Hardesty acquiesça sobrement. « Vraiment. Vous ne travaillerez pas pour la CIA. Vous pourrez utiliser ses éléments comme ressources mais ça n’ira pas plus loin.
– Alors, pour qui est-ce que je travaillerai ?
– Nous avons encore un bout de chemin à faire avant de pouvoir en discuter. » Hardesty saisit ce qui devait être le dossier militaire personnel de son hôte. « Parmi les officiers de marines, vous vous classez dans les trois premiers pour cent en termes d’intelligence. Votre score est de quatre sur cinq dans quasiment tous les domaines. Vos talents linguistiques sont assez impressionnants.
– Mon père est citoyen américain – de naissance, je veux dire, mais son père est venu par bateau d’Italie, il tenait – et tient toujours – un restaurant à Seattle. De sorte que papa parlait surtout italien quand il était petit ; et une bonne partie de cet héritage nous a été transmise, à moi et à mon frère. J’ai appris l’espagnol au lycée et à la fac. Sans passer pour un autochtone, je me débrouille pas trop mal.
– Un diplôme d’ingénieur ?
– Ça aussi, ça vient de mon père. C’est dans le dossier. Il travaille comme aérodynamicien chez Bœing – le dessin des ailes et des surfaces de contrôle. Vous êtes au courant pour ma mère – là aussi, tout est dans le dossier. C’est surtout une mère de famille, elle fait aussi des trucs avec l’école catholique locale, maintenant que Dominic et moi avons quitté le toit familial.

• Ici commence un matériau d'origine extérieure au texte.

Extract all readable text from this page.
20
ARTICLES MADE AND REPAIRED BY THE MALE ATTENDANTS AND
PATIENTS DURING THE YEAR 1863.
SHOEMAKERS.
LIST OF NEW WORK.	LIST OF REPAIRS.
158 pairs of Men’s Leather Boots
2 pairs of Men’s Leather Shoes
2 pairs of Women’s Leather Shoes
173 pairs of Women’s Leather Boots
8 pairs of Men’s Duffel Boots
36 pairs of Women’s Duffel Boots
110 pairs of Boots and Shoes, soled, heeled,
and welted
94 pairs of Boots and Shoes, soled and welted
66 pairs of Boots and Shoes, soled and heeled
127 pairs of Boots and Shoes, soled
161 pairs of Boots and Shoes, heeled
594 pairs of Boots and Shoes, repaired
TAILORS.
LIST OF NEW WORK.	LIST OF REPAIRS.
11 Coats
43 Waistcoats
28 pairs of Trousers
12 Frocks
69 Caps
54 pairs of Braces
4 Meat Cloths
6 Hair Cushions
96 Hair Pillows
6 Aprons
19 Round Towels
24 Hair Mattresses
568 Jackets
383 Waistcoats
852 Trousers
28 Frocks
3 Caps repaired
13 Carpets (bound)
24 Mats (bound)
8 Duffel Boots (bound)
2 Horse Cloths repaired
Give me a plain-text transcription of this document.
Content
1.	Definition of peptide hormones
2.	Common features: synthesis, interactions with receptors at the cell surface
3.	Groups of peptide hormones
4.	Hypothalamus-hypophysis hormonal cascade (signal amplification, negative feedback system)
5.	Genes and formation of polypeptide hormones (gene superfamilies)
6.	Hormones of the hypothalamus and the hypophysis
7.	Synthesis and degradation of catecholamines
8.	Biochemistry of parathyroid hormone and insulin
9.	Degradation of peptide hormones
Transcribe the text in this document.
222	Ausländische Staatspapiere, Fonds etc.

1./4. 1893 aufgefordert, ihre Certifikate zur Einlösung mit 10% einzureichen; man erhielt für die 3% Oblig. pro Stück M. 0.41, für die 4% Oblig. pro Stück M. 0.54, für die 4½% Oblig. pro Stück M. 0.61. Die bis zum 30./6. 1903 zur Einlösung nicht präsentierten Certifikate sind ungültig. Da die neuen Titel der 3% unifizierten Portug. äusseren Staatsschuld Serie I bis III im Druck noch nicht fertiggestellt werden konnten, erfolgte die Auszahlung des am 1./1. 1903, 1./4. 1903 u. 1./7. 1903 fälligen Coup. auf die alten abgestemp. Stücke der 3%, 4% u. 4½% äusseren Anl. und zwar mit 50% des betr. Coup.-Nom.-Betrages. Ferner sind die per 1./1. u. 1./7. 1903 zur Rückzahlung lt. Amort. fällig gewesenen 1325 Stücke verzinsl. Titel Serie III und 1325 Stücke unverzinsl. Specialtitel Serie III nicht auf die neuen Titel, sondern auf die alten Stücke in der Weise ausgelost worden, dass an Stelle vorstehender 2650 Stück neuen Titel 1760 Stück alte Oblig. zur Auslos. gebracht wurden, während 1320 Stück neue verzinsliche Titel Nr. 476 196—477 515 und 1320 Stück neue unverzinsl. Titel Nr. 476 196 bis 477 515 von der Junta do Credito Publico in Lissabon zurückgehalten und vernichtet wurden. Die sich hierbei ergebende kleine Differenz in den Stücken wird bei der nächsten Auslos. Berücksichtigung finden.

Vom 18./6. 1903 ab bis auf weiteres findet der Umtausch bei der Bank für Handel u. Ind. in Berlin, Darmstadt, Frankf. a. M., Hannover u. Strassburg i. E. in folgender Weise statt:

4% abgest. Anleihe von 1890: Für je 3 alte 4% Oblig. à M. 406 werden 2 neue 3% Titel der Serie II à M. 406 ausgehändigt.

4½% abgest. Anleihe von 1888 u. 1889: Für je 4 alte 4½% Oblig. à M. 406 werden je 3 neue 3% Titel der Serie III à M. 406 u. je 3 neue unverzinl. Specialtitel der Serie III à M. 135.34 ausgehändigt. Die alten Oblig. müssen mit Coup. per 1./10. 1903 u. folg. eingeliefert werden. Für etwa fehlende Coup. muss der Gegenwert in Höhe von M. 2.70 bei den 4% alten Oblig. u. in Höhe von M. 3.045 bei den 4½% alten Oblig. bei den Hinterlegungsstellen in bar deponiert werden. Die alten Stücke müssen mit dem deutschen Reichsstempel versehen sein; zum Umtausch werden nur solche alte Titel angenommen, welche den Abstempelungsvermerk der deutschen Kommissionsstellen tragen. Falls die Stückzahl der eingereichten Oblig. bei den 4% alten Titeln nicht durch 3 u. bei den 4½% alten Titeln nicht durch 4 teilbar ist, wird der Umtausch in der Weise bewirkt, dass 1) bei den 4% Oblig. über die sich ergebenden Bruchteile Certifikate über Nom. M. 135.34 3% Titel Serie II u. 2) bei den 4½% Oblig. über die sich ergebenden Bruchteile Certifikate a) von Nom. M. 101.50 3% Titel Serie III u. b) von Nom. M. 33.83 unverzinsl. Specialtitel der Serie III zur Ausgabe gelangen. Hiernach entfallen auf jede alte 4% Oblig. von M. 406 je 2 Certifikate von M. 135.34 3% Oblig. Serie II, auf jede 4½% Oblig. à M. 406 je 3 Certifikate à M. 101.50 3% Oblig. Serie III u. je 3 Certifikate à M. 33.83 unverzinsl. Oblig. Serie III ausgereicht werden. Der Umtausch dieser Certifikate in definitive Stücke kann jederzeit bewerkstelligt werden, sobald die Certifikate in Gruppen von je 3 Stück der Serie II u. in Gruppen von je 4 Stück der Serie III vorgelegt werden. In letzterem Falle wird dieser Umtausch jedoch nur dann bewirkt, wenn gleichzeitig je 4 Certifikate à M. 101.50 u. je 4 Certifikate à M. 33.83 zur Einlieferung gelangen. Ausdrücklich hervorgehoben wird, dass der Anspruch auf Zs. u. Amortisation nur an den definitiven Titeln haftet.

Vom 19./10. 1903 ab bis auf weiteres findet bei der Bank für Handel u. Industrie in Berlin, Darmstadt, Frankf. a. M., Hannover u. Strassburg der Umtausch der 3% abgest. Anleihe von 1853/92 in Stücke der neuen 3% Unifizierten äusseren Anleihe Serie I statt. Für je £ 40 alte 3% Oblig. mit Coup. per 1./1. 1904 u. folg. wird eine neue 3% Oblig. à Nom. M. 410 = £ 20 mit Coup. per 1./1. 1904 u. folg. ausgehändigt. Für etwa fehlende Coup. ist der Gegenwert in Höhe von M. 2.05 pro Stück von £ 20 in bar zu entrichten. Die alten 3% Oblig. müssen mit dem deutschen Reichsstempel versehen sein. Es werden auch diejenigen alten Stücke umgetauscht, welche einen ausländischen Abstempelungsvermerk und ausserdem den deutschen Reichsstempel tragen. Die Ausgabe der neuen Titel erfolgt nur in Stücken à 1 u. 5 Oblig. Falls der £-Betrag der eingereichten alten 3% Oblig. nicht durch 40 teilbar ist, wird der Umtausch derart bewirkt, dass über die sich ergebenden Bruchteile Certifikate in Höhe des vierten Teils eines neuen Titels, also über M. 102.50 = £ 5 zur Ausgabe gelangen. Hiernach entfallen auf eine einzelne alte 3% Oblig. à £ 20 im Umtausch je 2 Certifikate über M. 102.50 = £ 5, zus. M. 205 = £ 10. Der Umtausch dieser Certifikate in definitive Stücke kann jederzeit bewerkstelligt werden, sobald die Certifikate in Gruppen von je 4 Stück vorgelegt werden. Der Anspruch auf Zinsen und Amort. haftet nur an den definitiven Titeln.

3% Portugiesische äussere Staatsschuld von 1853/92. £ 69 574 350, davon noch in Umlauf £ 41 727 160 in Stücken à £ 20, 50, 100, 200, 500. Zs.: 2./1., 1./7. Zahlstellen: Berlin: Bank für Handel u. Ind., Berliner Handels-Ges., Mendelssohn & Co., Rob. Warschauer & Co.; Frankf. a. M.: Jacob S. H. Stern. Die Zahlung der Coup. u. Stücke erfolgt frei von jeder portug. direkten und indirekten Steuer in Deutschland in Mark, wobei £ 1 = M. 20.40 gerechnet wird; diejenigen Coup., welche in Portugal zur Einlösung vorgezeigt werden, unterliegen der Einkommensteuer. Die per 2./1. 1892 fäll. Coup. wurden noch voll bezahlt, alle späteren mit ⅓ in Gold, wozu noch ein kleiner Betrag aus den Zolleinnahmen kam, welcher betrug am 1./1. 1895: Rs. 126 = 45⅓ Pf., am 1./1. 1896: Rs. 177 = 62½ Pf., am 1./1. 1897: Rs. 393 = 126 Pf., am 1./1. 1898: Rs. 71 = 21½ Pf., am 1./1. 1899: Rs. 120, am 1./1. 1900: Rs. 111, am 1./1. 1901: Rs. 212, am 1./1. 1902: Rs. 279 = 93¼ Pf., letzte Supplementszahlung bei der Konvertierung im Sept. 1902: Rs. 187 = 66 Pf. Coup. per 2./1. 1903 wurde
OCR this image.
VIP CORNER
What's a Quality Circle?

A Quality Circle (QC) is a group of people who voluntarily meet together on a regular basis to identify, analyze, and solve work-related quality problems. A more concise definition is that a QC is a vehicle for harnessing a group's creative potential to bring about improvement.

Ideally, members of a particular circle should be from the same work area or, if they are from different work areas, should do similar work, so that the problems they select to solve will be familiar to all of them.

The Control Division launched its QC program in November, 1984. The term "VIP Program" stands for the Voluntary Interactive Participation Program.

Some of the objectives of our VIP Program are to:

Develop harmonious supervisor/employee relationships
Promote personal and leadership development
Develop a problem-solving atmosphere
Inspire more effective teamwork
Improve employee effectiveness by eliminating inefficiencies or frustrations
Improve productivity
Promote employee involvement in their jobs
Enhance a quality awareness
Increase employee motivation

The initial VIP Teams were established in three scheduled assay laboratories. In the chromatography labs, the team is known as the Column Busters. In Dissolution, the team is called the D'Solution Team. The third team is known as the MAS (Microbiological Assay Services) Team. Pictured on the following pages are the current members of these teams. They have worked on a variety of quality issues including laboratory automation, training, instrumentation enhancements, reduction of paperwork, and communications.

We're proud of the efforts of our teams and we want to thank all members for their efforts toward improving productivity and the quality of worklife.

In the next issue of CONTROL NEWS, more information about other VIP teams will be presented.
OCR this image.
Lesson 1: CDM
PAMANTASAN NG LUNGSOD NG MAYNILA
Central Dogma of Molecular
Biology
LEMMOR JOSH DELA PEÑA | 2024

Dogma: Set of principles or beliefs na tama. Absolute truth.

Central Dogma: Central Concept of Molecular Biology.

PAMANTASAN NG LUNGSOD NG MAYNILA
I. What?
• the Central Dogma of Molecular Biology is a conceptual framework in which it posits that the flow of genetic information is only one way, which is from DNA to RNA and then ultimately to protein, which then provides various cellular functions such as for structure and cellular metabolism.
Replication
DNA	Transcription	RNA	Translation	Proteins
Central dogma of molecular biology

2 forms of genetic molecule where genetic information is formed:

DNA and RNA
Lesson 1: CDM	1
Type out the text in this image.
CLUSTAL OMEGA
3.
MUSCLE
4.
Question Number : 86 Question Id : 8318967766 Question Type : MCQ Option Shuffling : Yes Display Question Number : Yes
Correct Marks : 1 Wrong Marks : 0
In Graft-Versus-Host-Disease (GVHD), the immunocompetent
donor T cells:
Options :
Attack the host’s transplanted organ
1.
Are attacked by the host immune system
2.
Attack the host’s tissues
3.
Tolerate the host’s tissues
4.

– Et lui, il est au FBI ? »
Brian acquiesça. « C’est exact. Il a passé sa licence en droit et s’est engagé chez les fédéraux.
– Il vient de faire les gros titres », observa Hardesty en lui tendant le fax d’une page de quotidien de Birmingham. Brian parcourut le document.
« Ça c’est bien, Dom », souffla le capitaine Caruso, lorsqu’il fut parvenu au quatrième paragraphe, ce qui, là aussi, ravit son hôte.
Il y avait deux heures de vol à peine entre Birmingham et l’aéroport national Reagan de Washington. Dominic Caruso gagna la station de métro et sauta dans une rame pour rallier le bâtiment Hoover sis à l’angle de la Dixième Rue et de Pennsylvania Avenue. Son insigne lui épargna le passage sous le portique de détection. Les agents du FBI étaient censés être armés et son automatique avait mérité un cran sur la crosse – pas au sens propre, bien sûr, mais les flics du FBI plaisantaient parfois là-dessus.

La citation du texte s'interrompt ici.